McElvine attributes the importance and success of CPAPs to how they allow for the unmet needs of the communities to be addressed in a way that builds upon their strengths. Chavis echoed this point by reiterating the value in having Bladen, Columbus, and Robeson counties specifically involved in the creation of this collaborative, regional plan.
“At least two of the three counties have tribal communities involved, we deal with poverty, and have all been devastated by hurricanes,” Chavis said. “Our strengths lie in the fact that we’re the three specific counties that were picked for this regional CPAP.”
CPAPs are based on the Protective Factors, conditions in families and communities that, when present, increase the health and well-being of children and families and are linked to a lower incidence of child abuse and neglect. These attributes serve as buffers, helping parents find resources, support, or coping strategies that allow them to parent effectively, even under stress. The Protective Factors were at the heart of the Tri-County CPAP, beating a drum that led to every decision the group made.
“The Protective Factors helped us maintain focus of why we do what we do,” Chavis said. “They helped in designing strategies and identifying who to bring to the table.”
PCANC is still here, working to build and sustain the Protective Factors in North Carolina communities. Bolden was trained as a Protective Factors trainer through PCANC and reiterated the important role these attributes serve in building the safe, stable, nurturing environments NC’s children need for healthy development.

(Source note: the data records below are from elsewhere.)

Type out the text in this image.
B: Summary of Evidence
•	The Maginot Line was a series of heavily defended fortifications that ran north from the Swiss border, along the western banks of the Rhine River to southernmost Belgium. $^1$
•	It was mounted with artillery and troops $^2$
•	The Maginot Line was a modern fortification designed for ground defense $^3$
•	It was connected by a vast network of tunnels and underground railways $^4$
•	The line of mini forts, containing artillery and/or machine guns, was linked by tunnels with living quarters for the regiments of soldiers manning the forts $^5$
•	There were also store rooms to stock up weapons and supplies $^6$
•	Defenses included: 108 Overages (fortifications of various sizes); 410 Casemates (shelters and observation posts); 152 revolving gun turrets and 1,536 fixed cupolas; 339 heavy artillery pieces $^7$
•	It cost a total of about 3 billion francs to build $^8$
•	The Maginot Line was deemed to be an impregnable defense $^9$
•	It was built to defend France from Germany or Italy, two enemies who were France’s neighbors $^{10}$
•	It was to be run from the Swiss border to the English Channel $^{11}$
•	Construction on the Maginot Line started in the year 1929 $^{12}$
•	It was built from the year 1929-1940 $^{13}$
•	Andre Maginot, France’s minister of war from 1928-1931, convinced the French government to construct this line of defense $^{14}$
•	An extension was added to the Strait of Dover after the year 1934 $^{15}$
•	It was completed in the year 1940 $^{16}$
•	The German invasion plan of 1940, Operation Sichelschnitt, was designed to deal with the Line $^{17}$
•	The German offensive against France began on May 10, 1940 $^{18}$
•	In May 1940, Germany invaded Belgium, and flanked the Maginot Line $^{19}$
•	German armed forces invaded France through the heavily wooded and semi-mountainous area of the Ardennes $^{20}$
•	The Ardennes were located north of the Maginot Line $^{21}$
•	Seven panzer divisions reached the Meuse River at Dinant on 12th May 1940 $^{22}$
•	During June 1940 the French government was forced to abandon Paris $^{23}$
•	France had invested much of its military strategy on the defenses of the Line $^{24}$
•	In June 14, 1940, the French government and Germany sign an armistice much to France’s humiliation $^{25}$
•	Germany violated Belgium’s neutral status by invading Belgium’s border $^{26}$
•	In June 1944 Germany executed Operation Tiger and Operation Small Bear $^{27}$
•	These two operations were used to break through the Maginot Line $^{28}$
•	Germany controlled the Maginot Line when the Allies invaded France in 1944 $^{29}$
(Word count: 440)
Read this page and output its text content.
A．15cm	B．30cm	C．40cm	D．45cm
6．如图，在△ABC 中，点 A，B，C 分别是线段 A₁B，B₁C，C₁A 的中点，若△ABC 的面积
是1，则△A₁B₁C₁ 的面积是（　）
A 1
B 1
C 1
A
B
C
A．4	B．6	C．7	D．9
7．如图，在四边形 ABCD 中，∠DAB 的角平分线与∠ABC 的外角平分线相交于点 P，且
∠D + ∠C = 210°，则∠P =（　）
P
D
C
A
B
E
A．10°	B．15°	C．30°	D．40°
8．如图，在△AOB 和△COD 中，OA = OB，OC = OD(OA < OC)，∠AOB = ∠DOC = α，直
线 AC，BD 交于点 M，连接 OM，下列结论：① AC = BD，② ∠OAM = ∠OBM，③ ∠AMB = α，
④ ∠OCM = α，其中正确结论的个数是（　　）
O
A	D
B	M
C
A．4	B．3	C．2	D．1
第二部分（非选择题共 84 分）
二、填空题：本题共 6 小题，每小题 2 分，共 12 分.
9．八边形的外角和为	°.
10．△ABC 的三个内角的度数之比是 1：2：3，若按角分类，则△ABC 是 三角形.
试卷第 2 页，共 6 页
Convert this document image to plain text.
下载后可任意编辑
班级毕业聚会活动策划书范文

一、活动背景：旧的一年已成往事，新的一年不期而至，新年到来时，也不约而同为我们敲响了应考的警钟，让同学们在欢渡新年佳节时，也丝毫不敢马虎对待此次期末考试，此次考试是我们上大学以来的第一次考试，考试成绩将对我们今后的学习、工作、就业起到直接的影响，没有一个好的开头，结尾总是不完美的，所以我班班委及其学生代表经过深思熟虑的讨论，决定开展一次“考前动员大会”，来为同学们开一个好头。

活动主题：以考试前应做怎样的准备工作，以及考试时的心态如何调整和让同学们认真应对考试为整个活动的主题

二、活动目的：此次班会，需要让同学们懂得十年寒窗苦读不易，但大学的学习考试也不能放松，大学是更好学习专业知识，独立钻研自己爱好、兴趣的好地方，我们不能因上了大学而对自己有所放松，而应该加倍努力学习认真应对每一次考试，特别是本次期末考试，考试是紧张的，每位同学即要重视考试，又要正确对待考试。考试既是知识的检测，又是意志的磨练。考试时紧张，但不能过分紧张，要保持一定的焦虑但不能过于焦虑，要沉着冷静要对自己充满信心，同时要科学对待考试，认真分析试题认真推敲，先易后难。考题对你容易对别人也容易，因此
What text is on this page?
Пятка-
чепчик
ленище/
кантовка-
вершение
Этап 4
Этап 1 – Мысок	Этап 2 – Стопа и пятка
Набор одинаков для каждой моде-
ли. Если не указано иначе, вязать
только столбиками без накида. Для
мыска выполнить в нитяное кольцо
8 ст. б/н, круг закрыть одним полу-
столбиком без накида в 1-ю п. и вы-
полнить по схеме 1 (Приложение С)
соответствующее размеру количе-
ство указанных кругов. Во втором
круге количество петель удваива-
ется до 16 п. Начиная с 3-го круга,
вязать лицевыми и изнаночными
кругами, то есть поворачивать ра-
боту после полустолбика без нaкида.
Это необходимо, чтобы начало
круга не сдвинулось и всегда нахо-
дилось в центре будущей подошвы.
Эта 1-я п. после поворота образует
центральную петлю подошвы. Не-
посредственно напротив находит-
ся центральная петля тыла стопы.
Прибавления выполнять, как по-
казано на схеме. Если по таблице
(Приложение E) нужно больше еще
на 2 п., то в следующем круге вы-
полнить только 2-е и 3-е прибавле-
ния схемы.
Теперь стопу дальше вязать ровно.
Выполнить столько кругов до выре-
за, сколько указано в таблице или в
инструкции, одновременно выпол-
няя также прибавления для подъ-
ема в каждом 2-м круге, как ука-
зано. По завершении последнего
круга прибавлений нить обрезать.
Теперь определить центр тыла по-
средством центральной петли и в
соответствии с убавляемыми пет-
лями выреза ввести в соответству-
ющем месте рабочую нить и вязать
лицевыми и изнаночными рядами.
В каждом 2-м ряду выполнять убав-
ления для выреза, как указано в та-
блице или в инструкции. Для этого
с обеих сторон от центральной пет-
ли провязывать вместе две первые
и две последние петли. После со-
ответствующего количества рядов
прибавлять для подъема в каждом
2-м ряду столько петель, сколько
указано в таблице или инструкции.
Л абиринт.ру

“They [Protective Factors] teach parents how to work with the children,” Bolden said. “They teach the community how to navigate and provide what families need. [They teach parents] how to take a break, how to seek out help, and how to make connections. Through the Protective Factors, we learn that making connections is vital to building resilient communities.”
The Tri-County CPAP was completed in Fall 2021 and received two years of funding for implementation of the plan. However, the work isn’t simply over when that time is up. Chavis sees this plan as an ongoing process with the opportunity for continual growth in Bladen, Columbus, and Robeson counties.
“I don’t see this as a finite process,” Chavis said. “To me, this is a living document. The boxes will never fully be checked off because communities can always adapt to improve as the needs of the community evolve.”
Bolden hopes that the plan is implemented the way that the collaborative designed it and that all the training and parent programs come to fruition. Now the plan will take on a life of its own within the three counties and will continue educating community members and building those safe, stable, nurturing environments children need to thrive.
“It was a tremendous effort, but it worked,” Bolden said.